There is a matter of doubt concerning the status of a meat and milk mixture for meat from a kosher animal that was not ritually slaughtered (see Rambam, commentary to Kerisus 3:4, who is lenient), and because of the doubt involved one should be stringent in this matter (see Pri Megadim, introduction to the laws of mixtures of milk and meat; Shut Chasam Sofer 92; the Aruch Hashulchan, Yoreh Deah 87:12, is lenient).
Another prohibition one must take into account is chametz on Pesach. It is forbidden to derive benefit from chametz on Pesach, so that one must be wary of chametz ingredients in pet food (Shulchan Aruch 448:17). This applies even to food that does not belong to the Jewish owner, whereby there is no transgression in the ownership of the chametz. It is permitted to feed one’s animals kitniyos on Pesach, from which there is no prohibition of deriving benefit.
It is common for a pet owner to wish to neuter his pet. Sometimes this is done to male pets (dogs in particular), in order to prevent them from behaving in an aggressive way. For female pets this is done to prevent the pet from multiplying. It is permitted to do so under halacha?
The Torah prohibits neutering an animal, as we find in the Torah verse; the words “you shall not do so in your land” (Vayikra 22:24), following the disqualification of neutered animals as an offering, is understood as a reference to all animals. The prohibition is ruled by the Shulchan Aruch (Even Haezer 5:11), though there is debate concerning a female animal as to whether the transgression is biblical or rabbinic (see Rabbi Moshe Feinstein, Iggros Moshe, Even Ha’ezer 4:34).
However, the Gemara (Sanhedrin 56b) records a dispute concerning whether removal of reproductive organs is forbidden even for non-Jews or not. Rishonim differ concerning which opinion is accepted in halacha. Although some later authorities are lenient (see Aruch Hashulchan, Even HaEzer 5:26), the Beit Shmuel (Even Haezer 5:16) rules that this dispute has not been resolved, so that a doubt remains over whether the matter is permitted or not.
Because of this doubt, it is not permitted to ask a non-Jewish veterinarian to neuter an animal, since this would be a violation of “do not put a stumbling block in front of the blind” (Vayikra 19:14)—by asking the veterinarian to neuter the animal, one causes him to sin. It is possible to circumvent the matter by selling the animal to a non-Jew, as suggested by a number of authorities (see Shut Shoel Umeishiv 3:1:229; Shut Chatam Sofer, Choshen Mishpat 185; Shut Haelef Lecha Shlomo, Even Haezer 23)—but this is only suggested as a strained solution for extenuating circumstances, and there is room to doubt whether the convenience of owning pets will be sufficient cause.
However, it has been suggested that one can neuter an animal by an indirect method, for instance by means of injection.

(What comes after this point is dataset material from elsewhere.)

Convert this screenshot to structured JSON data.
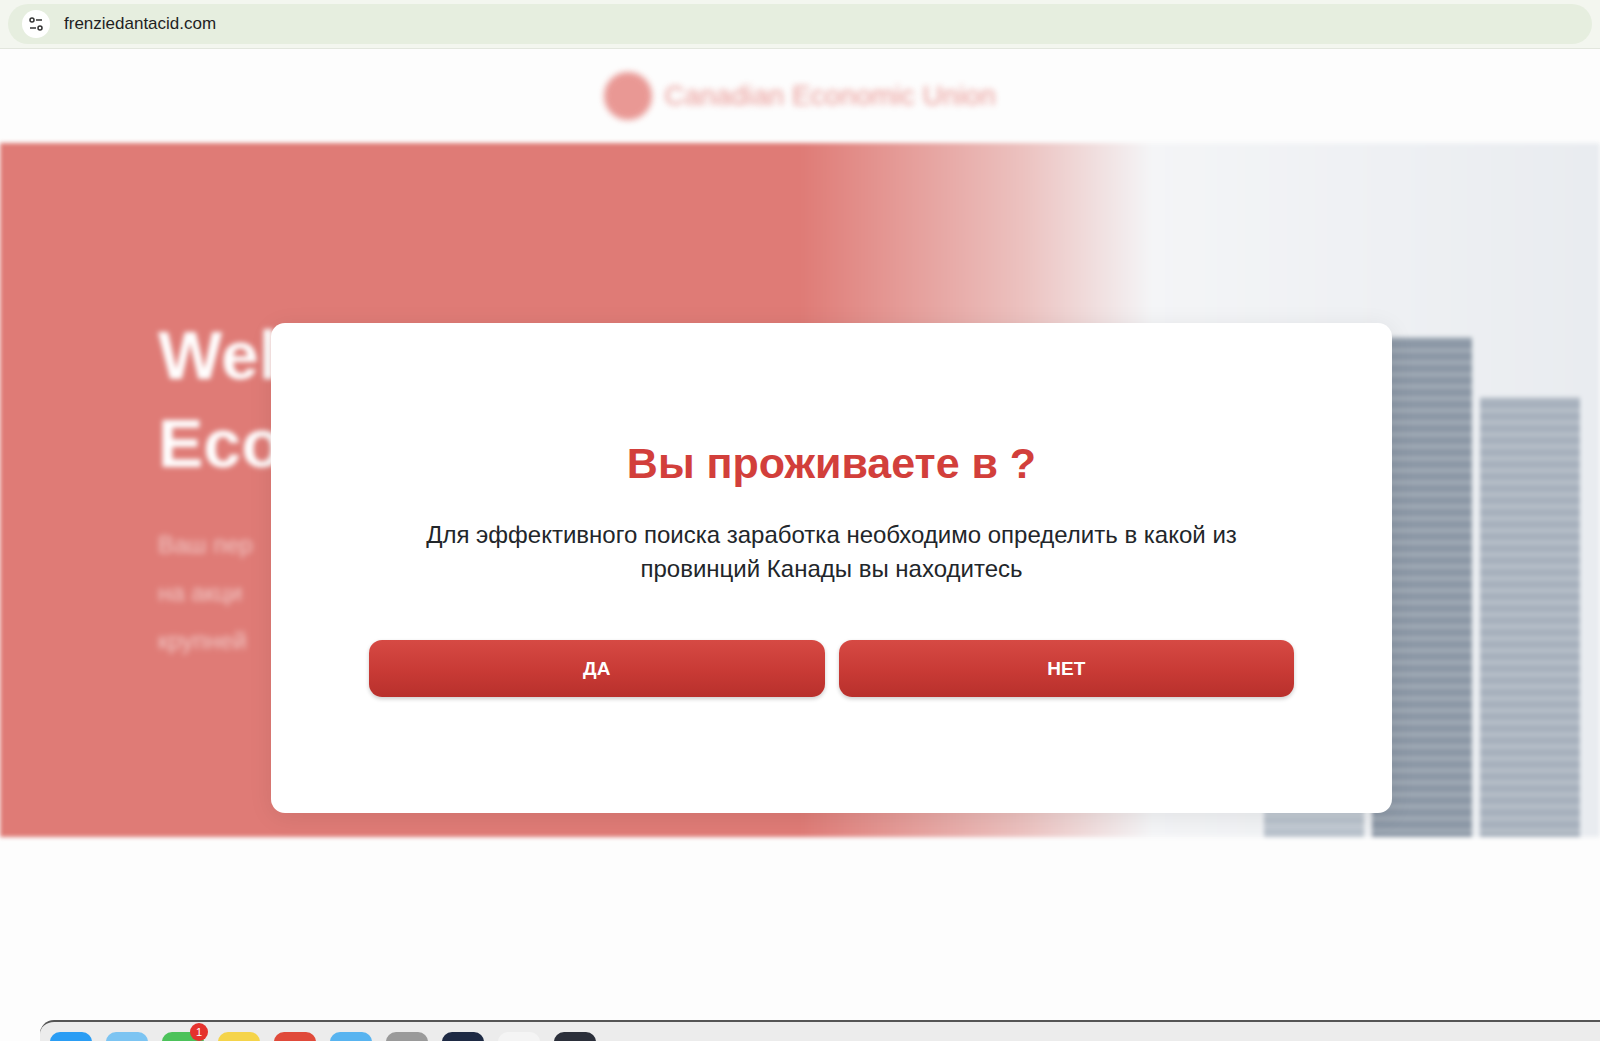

The Shevet HaLevi (6:204) notes that this is permitted concerning asking a non-Jew to neuter a female animal (see Rabbi Joseph Ozarowski, “Tubal Ligation and Jewish Law: An overview,” Journal of Halacha and Contemporary Society VII, pp. 42-52). There are certain newly developed alternatives to castration, which do not involve the removal (direct or indirect) of reproductive organs, and these will of course be preferable.
This article has not dealt with issues of Shabbos observance in caring for pets; we will please G-d return to the matter at a later date.